火の巻・第一の策:情報攻め(インフォメーション・ストライク)


『バートランド、お前は地下の残党を率いて、軍の「兵糧庫」ではなく「伝令所」を制圧しろ。物理的な破壊ではなく、情報の撹乱だ。カイル、お前は俺と一緒に、教団が全軍に配布しようとしている「聖なる加護の御札」に細工をする』


「御札に細工? そんなことで戦争が止まるの?」


『ただの紙切れじゃない。あれには兵士たちの戦意を昂揚させる「微弱な魔香」が染み込ませてある。その香を、俺たちが用意した「正気に戻す薬」にすり替えるんだ。黒鉄、猫たちに合図を送れ。

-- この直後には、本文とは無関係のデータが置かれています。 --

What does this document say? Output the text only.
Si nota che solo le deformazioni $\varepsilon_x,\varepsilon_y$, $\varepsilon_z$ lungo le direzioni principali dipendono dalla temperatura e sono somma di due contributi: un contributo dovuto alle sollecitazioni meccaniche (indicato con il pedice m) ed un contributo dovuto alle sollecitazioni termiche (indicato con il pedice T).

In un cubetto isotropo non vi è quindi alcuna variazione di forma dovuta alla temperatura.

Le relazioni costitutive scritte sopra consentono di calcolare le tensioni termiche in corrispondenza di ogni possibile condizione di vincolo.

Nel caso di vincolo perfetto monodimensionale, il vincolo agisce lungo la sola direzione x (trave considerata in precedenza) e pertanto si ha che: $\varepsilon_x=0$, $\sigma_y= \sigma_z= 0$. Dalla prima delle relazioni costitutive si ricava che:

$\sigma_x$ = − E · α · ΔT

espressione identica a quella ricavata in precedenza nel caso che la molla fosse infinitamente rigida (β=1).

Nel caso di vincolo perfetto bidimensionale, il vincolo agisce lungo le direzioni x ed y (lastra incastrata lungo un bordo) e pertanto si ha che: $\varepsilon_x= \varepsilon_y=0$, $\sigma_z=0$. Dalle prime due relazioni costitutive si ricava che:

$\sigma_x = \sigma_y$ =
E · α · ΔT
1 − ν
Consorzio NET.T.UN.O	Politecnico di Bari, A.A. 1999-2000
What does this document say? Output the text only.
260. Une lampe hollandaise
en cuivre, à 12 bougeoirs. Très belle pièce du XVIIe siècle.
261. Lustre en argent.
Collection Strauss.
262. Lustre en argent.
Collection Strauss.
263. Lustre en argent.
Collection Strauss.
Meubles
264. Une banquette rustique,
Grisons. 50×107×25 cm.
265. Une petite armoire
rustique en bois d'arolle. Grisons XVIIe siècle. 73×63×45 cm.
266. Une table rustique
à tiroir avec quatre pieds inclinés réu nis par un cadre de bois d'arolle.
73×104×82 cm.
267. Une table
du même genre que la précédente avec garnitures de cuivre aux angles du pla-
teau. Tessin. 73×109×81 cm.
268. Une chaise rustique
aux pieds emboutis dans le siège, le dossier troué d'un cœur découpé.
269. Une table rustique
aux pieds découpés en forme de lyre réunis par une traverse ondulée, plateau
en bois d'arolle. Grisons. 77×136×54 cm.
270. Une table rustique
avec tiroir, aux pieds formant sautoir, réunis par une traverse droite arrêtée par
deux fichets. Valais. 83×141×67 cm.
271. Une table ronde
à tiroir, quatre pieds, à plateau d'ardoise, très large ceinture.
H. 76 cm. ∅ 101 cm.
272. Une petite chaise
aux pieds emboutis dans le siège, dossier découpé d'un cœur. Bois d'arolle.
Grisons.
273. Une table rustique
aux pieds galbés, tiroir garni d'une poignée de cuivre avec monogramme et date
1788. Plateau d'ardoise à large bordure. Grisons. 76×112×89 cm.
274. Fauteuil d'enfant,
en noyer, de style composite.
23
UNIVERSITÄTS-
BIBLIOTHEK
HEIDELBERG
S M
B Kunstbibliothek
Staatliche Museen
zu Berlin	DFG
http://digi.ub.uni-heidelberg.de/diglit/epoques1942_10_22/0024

王宮の製薬室へ潜入するぞ!』


「ニャア!(了解だ、大将! 猫の手、いや、猫の爪をフル回転させてやるぜ!)」


夜明け前の暗闘


 俺たちは深夜の王宮内を影のように移動した。猫たちは通気口を通り、カイルはバートランドが作った隙を突いて製薬室の裏口へ。


 そこには、明日配るための数万枚の「御札」が積まれていた。

 俺とカイルは、オーウェン商会が秘密裏に調合した「真実の雫(中和剤)」をスプレー状にして、御札の一枚一枚に吹き付けていった。


『これを吸えば、魔香の霧が晴れ、兵士たちは「自分が何をさせられているか」に気づく。洗脳が解ければ、ゼクス王子の命令はただの狂人の叫びになる』


「武蔵、外が白んできた」


 カイルが窓の外を見上げた。東の空が薄紫に染まり始めている。

 

『時間切れだ。だが、種は蒔いた。あとはこの「火」をどう燃え上がらせるかだ』


 その時、製薬室の扉が激しく蹴開けられた。


 立っていたのは、返り血のような赤い法衣を纏った司教と、あの白猫シャドウ・キャットだった。


「やはり、ネズミが紛れ込んでいたか。無能王子、貴様の『お遊び』もここまでだ。

 夜明けとともに、貴様は『隣国と通じた大罪人』として、自軍の兵士たちの手で処刑されることになるのだからな!」


 司教の冷酷な笑い声が響く。

 

「いいえ、司教。処刑されるのは、この国を闇に突き落としたあなたたちの方だ!」


 カイルは中和剤の瓶を握りしめ、真っ向から司教を睨みつけた。

 

 ついに始まった「火の巻」の直接対決。


 戦争開始まで、あと一時間。

 サンライズ王国の命運を懸けた、最長の一日が幕を開けた。